MECs and political parties have a vested interest in ‘shaping’ audit results to show themselves or their party in the most favourable light, says MPL.

EDITOR – Interpreting audit outcomes is an annual statistical minefield for journalists and political parties alike. MECs and political parties have a vested interest in ‘shaping’ the results so as to show themselves or their party in the most favourable light.

The AGSA does his best to present a user friendly document but by its very nature a consolidated report of municipal outcomes for the whole country for a financial year (in the most recent case 2013/14) is going to be a mass of complicated statistics graphs and diagrams.

Take one simple measure. Gauteng got 13 clean audits, KZN 20 and the Western Cape 18. At first sight this puts KZN in the lead, but not for long. If you look at the percentages for these numbers against the number of actual auditees in a province then it’s quite a different story. Gauteng’s 13 is only 39 per cent of its auditees, KZN’s 20 is even less at 28 per cent of its auditees and the Western Cape surges ahead with its 18 clean audits being 55 per cent of its auditees.

Then there is the question of what is an auditee.

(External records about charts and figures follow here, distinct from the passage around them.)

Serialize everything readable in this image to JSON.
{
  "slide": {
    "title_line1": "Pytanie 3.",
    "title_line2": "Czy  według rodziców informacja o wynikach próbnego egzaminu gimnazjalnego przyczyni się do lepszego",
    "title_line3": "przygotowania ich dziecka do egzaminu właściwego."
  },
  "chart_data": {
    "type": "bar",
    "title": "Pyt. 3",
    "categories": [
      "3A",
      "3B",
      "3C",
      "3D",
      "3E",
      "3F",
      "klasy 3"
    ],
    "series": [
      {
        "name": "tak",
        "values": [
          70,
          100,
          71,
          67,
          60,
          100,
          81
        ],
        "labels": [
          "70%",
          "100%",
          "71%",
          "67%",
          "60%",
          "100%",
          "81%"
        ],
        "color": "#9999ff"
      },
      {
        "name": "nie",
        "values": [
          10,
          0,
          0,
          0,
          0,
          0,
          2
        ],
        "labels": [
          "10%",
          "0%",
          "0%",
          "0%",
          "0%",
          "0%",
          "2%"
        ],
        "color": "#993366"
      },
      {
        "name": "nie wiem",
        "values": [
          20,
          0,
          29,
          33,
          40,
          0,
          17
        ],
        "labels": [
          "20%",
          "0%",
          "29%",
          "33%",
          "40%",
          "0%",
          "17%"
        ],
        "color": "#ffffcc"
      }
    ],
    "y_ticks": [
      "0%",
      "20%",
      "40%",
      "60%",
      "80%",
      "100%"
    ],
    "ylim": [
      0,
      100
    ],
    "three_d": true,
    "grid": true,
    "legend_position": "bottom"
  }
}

The AG’s report puts together in a single statistical lump metropolitan municipalities, district municipalities, local municipalities and municipal entities. It could well be argued that if you want to have any meaningful comparison then each category of municipality should be treated separately, while municipal entities are quite clearly a different kind of creature to any category of municipality.

Be that as it may, that is what the AGSA has done in this report but one cannot conflate ‘auditees’ with ‘municipalities’ as some news reports have done. KZN has 61 municipalities (one metro, 10 districts and 50 locals) but only 13 (21 per cent) received clean audits. The Western Cape has 30 municipalities (one metro, five districts and 24 locals) but of these 17 (57 per cent) received clean audits.

Both provinces have done well but only one can claim truly outstanding municipal government.

In a time when the public is starved of good news stories it is understandable that figures that look good will get big, positive headlines. If one doesn’t take care however the good news becomes just another con story and no different to any of the other political scandals sweeping the country from the Nkandla whitewash report to the irregularities around the 2010 SA bid for the FIFA World Cup.